On his return to his native town from a prisoner-of-war camp in the fall of 1945, he enrolled in the 6th grade of Ferenc Deák High School (now Miklós Zrínyi High School). The following year, he simultaneously completed 7th and 8th grade with outstanding results and ranked 1st and 2nd in national mathematics competitions.
He earned his college degree in mathematics and physics at the Loránd Eötvös University of Arts and Sciences in Budapest. While there, he was a resident of Eötvös College, a residential college for elite students of the university. During his second year he published a paper that resulted in controversy, as some could not believe that such a paper on differential geometry had been written by a young student. Attending lectures by István Földes raised his interest in celestial mechanics. During his college years, he was an assistant at the observatory founded by Miklós Konkoly-Thege. He continued working there after earning his degree in the summer of 1951. In the observatory, he worked under the supervision of László Detre and Júlia Balázs and started working on his advanced degree at the age of 22.
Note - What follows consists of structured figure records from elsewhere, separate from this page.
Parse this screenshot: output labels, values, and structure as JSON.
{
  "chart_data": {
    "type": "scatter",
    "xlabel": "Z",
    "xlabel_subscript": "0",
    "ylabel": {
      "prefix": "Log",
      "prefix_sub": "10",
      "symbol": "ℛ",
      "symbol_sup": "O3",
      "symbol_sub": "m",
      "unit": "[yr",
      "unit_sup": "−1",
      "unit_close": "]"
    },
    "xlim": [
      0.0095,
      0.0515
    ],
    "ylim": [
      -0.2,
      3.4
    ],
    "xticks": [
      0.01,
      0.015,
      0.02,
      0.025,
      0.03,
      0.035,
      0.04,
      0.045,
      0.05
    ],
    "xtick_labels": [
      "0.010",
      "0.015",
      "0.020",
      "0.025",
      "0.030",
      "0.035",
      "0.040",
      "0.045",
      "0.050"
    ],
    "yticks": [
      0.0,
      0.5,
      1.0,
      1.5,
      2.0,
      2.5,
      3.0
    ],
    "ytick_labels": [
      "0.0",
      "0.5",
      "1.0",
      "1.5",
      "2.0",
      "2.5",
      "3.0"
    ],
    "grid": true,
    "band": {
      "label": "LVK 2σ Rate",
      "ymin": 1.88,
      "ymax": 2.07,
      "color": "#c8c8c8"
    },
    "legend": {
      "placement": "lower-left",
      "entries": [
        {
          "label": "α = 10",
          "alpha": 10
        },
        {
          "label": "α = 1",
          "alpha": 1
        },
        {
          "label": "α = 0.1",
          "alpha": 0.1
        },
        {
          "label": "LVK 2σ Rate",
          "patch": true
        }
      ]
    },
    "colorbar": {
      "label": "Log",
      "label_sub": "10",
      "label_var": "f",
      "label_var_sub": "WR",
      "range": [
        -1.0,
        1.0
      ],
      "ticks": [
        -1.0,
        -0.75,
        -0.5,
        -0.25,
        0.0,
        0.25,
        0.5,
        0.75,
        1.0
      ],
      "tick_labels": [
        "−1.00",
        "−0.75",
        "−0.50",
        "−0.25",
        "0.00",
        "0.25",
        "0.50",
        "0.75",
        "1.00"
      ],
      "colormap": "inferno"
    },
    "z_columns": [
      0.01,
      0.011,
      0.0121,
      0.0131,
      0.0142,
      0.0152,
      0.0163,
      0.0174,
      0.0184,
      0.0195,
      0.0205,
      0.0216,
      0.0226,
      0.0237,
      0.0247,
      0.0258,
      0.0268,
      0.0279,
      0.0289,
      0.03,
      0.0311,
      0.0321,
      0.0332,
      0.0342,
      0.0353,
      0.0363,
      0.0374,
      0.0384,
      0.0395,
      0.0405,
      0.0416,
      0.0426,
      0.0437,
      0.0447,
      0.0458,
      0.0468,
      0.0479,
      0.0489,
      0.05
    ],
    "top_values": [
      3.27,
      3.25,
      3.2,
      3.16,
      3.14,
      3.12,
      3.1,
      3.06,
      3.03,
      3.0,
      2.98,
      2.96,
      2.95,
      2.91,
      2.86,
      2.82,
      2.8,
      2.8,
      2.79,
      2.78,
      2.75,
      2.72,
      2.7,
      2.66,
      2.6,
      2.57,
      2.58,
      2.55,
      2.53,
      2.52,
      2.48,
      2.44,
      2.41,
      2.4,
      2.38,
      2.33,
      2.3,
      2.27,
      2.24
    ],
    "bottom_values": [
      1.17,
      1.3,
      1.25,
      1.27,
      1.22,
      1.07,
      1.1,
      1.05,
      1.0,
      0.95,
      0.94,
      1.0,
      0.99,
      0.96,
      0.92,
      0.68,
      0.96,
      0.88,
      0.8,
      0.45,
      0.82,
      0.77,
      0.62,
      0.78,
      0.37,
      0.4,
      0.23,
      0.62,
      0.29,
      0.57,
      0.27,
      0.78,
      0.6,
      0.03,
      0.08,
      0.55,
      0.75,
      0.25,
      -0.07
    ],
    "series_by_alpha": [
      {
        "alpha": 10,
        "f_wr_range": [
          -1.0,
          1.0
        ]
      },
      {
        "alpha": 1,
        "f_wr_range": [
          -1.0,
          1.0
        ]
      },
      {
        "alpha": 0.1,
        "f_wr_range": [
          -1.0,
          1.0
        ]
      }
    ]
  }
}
In 1953 he joined the Szabadsághegyi Observatory. He later taught at the University of Arts and Sciences in Szeged.
Izsák was interested in the three-body problem and the n-body problem. He studied the light emissions of quasars. After defending his doctorate and ignoring the prevailing wisdom that celestial mechanics was a resolved field, he returned to his favorite topic and started working on the trajectories of rockets and satellites. Putting his work into practice would have been possible only in the Soviet Union or the USA; international connections in Hungary at that time were limited to the occasional conference in the Soviet Union. Therefore, in November 1956, during the Hungarian revolution, he took advantage of the open borders and emigrated to Austria.